Hodges cites color-field masters such as Helen Frankenthaler, Mark Rothko, and Milton Avery as inspiration. Avery, in particular, is one of the artist’s favorites – Hodges admires the colorist’s ability to resolve formal concerns with his work, paralleling Hodges’ attempt through layering and storytelling. Hodges sees Avery connect back to Impressionist greats Édouard Vuillard and Henri Matisse, who both depict figures in scenes of everyday life, as Hodges illustrates in his paintings of figures seated on the couch, lounging by the pool, applying makeup in the mirror, jumping hurdles, observing a game. Hodges is also interested in “…artists that allow black to perform within their paintings…” drawing the artist to the works of Marsden Hartley and Alex Katz (R. Hodges, quoted in S. McAvoy, “Some Holes Can’t Be Filled,” 18 November 2020).

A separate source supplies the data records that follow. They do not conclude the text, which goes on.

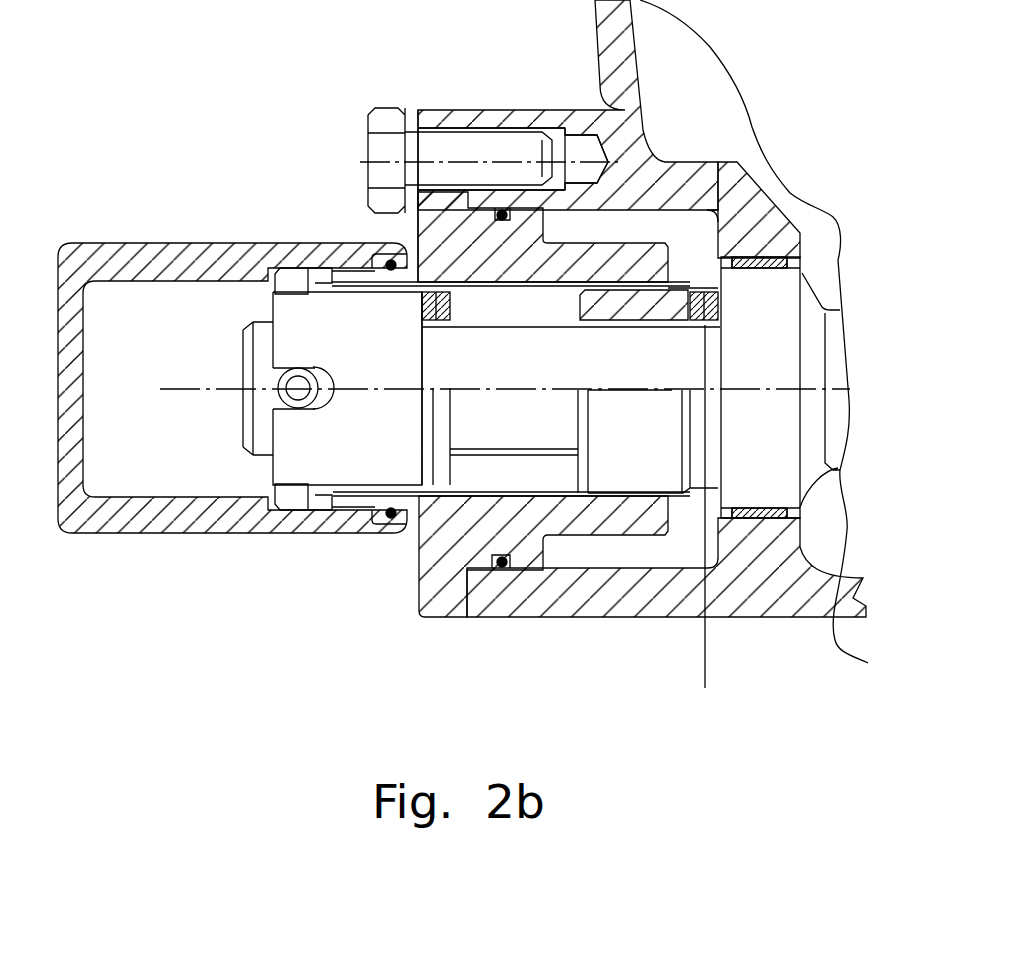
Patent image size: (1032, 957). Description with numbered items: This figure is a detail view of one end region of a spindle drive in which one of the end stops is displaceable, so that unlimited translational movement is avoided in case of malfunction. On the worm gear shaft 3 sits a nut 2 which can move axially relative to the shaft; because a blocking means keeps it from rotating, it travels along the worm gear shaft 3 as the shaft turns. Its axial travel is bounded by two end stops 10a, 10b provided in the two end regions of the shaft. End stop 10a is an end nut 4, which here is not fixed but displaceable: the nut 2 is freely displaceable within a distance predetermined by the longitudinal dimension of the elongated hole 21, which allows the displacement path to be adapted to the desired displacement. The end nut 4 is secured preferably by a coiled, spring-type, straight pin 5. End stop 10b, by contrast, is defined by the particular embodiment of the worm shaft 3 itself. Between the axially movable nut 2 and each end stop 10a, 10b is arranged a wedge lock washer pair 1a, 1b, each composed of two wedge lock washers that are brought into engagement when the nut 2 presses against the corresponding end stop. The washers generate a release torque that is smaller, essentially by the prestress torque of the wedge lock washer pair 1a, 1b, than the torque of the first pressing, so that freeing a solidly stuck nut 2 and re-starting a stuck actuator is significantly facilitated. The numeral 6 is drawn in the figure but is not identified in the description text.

The wedge lock washer pair 1a is at (435, 477).
The wedge lock washer pair 1b is at (653, 506).
The nut 2 is at (635, 445).
The worm gear shaft 3 is at (760, 440).
The end nut 4 is at (367, 445).
The coiled, spring-type, straight pin 5 is at (298, 353).
The housing 6 is at (502, 515).
The end stop 10a is at (423, 353).
The end stop 10b is at (720, 358).
The elongated hole 21 is at (333, 378).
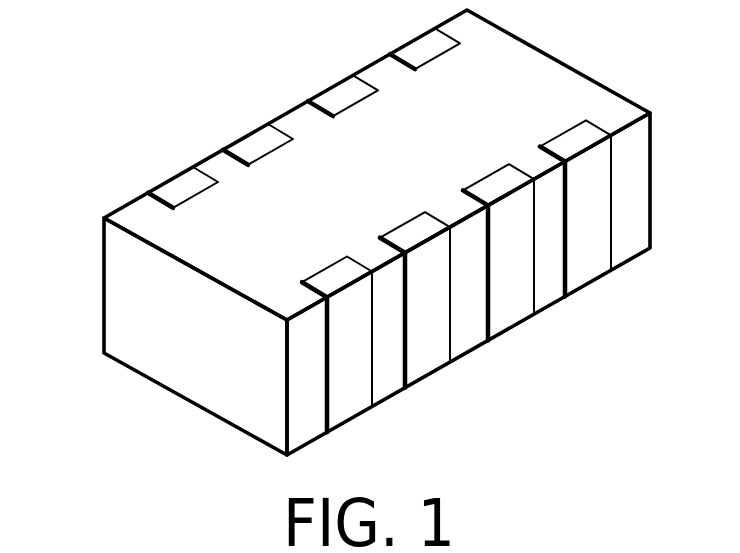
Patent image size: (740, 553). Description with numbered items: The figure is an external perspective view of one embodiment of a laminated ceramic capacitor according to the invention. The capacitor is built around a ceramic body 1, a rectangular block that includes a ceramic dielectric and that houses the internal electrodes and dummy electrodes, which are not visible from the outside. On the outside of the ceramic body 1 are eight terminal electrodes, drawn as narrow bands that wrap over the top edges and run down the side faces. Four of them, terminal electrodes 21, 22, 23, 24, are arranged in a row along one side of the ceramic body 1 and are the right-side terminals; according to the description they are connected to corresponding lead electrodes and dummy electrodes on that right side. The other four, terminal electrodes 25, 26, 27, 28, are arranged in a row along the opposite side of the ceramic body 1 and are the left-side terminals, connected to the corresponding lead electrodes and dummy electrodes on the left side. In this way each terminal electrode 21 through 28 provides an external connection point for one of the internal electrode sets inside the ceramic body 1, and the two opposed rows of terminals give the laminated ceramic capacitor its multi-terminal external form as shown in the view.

The ceramic body 1 is at (117, 262).
The terminal electrode 21 is at (585, 272).
The terminal electrode 22 is at (507, 319).
The terminal electrode 23 is at (423, 364).
The terminal electrode 24 is at (345, 409).
The terminal electrode 25 is at (175, 186).
The terminal electrode 26 is at (258, 140).
The terminal electrode 27 is at (343, 93).
The terminal electrode 28 is at (423, 48).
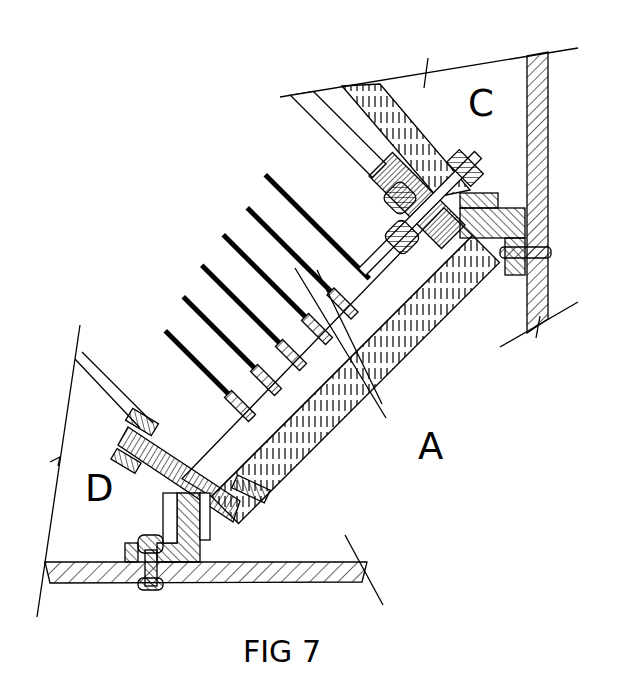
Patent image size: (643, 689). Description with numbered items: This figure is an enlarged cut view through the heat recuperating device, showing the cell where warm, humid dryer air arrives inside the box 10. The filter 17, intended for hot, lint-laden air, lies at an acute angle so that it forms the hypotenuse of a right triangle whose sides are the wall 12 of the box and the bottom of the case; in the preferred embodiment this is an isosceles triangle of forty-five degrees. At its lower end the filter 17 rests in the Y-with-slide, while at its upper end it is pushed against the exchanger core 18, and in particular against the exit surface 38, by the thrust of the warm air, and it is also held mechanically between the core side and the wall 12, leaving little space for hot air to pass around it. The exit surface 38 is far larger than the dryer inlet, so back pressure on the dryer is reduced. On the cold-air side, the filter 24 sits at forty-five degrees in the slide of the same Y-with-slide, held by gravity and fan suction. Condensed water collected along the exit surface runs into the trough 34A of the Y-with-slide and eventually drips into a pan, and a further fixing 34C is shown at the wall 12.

The box 10 is at (338, 581).
The wall 12 is at (546, 163).
The filter 17 is at (383, 354).
The exchanger 18 is at (258, 243).
The filter 24 is at (382, 85).
The trough of Y-with-slide 34A is at (259, 486).
The bolt fastener 34C is at (465, 162).
The exit surface 38 is at (350, 314).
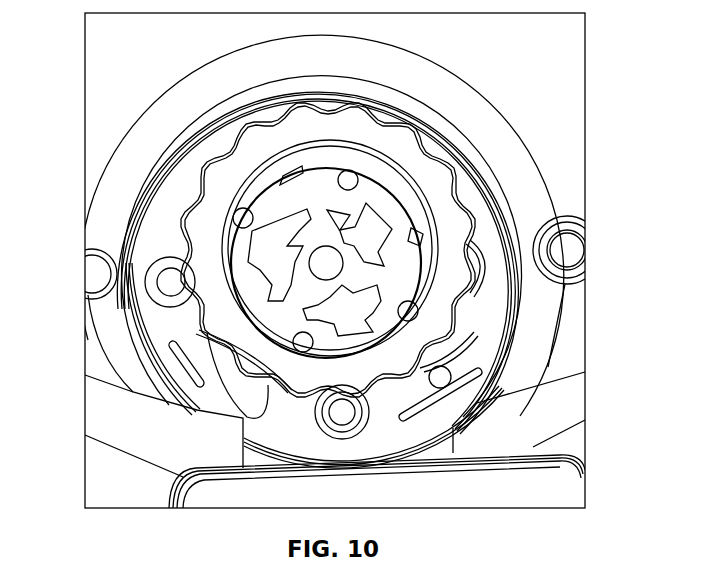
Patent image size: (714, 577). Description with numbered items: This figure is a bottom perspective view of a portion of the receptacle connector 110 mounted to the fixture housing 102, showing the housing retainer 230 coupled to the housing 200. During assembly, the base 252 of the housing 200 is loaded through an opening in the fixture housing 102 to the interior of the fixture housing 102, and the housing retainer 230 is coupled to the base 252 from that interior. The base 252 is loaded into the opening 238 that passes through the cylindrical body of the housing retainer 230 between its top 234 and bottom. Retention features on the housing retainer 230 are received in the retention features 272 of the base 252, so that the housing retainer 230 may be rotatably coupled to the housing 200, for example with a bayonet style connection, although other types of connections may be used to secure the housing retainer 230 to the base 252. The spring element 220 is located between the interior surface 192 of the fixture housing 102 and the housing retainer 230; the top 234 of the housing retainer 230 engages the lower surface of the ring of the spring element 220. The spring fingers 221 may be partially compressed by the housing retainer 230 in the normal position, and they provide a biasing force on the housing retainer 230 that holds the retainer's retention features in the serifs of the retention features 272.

The fixture housing 102 is at (557, 120).
The receptacle connector 110 is at (495, 191).
The interior surface 192 is at (460, 360).
The housing 200 is at (248, 281).
The spring element 220 is at (153, 245).
The spring fingers 221 is at (550, 466).
The housing retainer 230 is at (213, 208).
The top 234 is at (263, 385).
The opening 238 is at (240, 192).
The base 252 is at (412, 257).
The retention features 272 is at (422, 236).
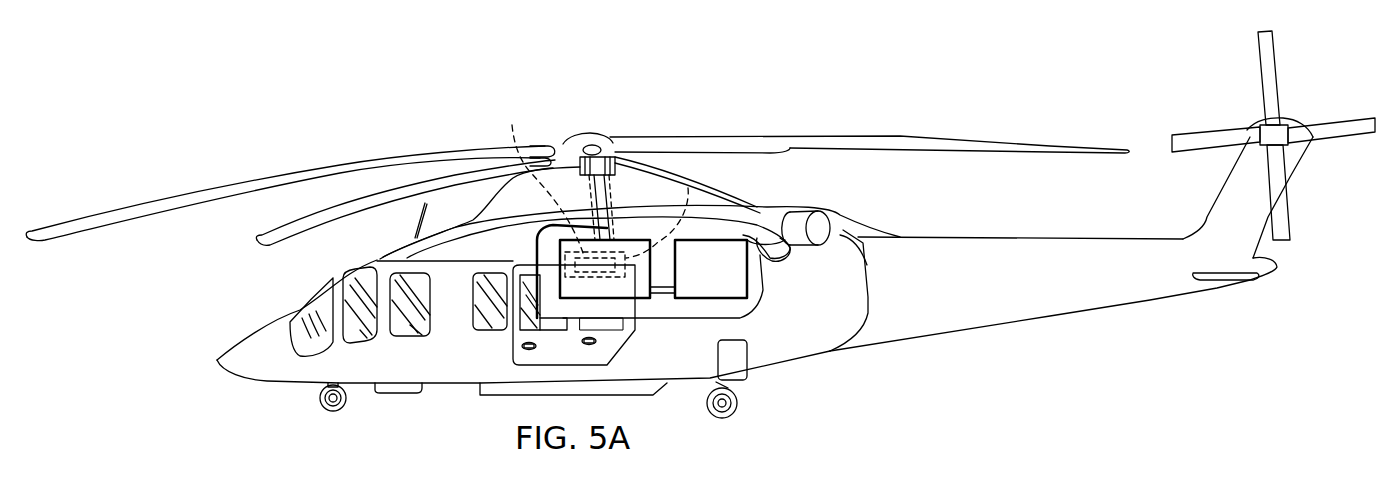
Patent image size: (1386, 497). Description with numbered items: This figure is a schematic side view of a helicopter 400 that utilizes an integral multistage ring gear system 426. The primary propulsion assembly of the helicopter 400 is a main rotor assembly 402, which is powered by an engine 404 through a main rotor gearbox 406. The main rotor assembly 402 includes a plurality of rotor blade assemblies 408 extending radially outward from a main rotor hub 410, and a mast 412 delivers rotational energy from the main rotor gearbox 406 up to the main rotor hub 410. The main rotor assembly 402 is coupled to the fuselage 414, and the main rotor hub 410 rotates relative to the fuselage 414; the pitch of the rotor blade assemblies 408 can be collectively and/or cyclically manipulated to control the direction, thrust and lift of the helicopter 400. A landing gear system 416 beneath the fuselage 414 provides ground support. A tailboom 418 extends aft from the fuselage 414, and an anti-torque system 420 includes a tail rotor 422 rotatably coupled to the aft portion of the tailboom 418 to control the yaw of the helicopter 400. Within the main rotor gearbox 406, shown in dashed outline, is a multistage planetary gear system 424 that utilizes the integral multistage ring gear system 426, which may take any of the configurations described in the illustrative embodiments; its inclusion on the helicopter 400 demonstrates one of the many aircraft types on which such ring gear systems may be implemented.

The helicopter 400 is at (659, 94).
The main rotor assembly 402 is at (591, 123).
The engine 404 is at (750, 282).
The main rotor gearbox 406 is at (643, 302).
The rotor blade assemblies 408 is at (278, 176).
The main rotor hub 410 is at (580, 135).
The mast 412 is at (607, 228).
The fuselage 414 is at (440, 385).
The landing gear system 416 is at (738, 404).
The tailboom 418 is at (1002, 325).
The anti-torque system 420 is at (1244, 106).
The tail rotor 422 is at (1277, 67).
The multistage planetary gear system 424 is at (688, 188).
The integral multistage ring gear system 426 is at (535, 174).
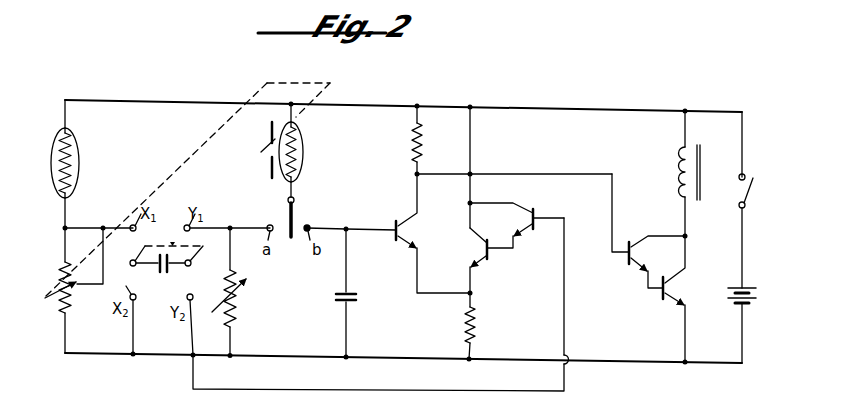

Writer, curator, and critic Hilton Als observes, “What Hodges’s characters are pushing up past and through: the idea that blackness is ‘heavy,’ politically, artistically, and otherwise…the painting is an exploration, first and foremost, of that most elemental of the artist’s endeavors: paint. What does this color look like next to that color…what this teaches us about painting, and Hodges’ in particular, is that he does admit the viewer into his work, and wholeheartedly, once you get past your preconceptions about blackness, and what it’s supposed to mean, either as ‘pure’ paint, or as a figure” (H. Als, “Nature Abhors a Vacuum,” Reggie Burrows Hodges, New York, 2021). Hodges brings viewers into the work, asking them to help shape the misty scenes he builds with the paint through the recalling and recovering of one’s memories.

Following Hodges’ critically acclaimed New York debut at Karma last year, the artist will open a solo exhibition at the Center for Maine Contemporary Art this coming May. Hodges received the Ellis-Beauregard Foundation Fellowship in 2019, the Joan Mitchell Painters & Sculptors Grant in 2020, and the Jacob Lawrence Award in Art from the American Academy of Arts and Letters in 2021. His work is housed in the permanent collections of the Metropolitan Museum of Art, New York; Whitney Museum of American Art, New York; Art Institute of Chicago; Museum of Fine Arts, Boston; Hammer Museum, Los Angeles; Los Angeles County Museum of Art; Crystal Bridges Museum of American Art, Bentonville; Stedelijk Museum, Amsterdam; and Louis Vuitton Foundation, Paris, among others.